Meneer Offergeld vond een tand in zijn WC en panikeerde danig.
“Mis ik een tand”, dacht hij, “en heb ik hem doorgeslikt zonder het te weten? Of is het mijn lugubere buurman, die de sleutel van mijn voordeur heeft bemachtigd en met mij een psychologisch spelletje speelt?”
Men dient te weten dat meneer Offergeld in de psychiatrie bekend stond als tamelijk paranoïde.
De muren waren gebarsten
en dat was al jaren zo.
Maar toen hij
gelegen op zijn bed
ook het plafond langzaam zag openscheuren
besloot hij dat het tijd was.
Tijd om te verhuizen.
Met de meest noodzakelijke
gebruiksvoorwerpen
in een tas gepropt
haastte hij zich naar de voordeur.
Buiten was het koud maar zonnig.
Het huis kraakte in zijn voegen
en stortte in
terwijl hij er nog geen tien meter van verwijderd was.

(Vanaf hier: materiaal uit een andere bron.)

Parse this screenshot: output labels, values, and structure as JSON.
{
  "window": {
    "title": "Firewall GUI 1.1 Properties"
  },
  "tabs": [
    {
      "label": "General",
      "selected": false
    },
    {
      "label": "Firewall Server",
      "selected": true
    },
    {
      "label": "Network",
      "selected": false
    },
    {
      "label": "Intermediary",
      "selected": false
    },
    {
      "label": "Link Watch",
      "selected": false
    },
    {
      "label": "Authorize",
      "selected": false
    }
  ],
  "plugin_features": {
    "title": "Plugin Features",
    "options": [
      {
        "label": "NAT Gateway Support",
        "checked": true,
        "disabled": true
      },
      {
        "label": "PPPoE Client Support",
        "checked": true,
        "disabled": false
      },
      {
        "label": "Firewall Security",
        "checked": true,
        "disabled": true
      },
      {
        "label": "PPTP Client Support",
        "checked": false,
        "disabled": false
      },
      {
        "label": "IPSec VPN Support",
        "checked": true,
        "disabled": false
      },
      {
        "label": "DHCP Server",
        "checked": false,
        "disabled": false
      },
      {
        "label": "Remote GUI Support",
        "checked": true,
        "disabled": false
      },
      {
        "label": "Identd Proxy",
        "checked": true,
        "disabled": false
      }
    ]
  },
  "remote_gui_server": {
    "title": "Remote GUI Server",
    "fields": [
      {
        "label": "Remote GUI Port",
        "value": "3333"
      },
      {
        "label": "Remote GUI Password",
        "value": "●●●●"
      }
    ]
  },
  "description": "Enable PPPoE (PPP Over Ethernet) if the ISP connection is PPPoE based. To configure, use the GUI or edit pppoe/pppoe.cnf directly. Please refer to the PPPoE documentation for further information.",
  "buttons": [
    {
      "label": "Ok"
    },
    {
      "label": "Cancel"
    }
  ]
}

Tijd,dacht hij.Tijd om te verhuizen.
De zon brandde in zijn ogen.
De gevreesde vicieuze cirkel werkt gelukkig ook in de andere richting, en dat mocht Marc Potters aan den lijve ondervinden. De tweede week van april voelde hij zich opgeruimd door de geur van ontluikend leven, en voor hij het wist had hij iedereen zo joviaal toegelachen, dat zijn kennissenkring in alle richtingen uitdeinde. Er werd innemend gelachen en amicaal op schouders geklopt, en iedereen vond weer de kracht om “ja” te zeggen tegen het leven.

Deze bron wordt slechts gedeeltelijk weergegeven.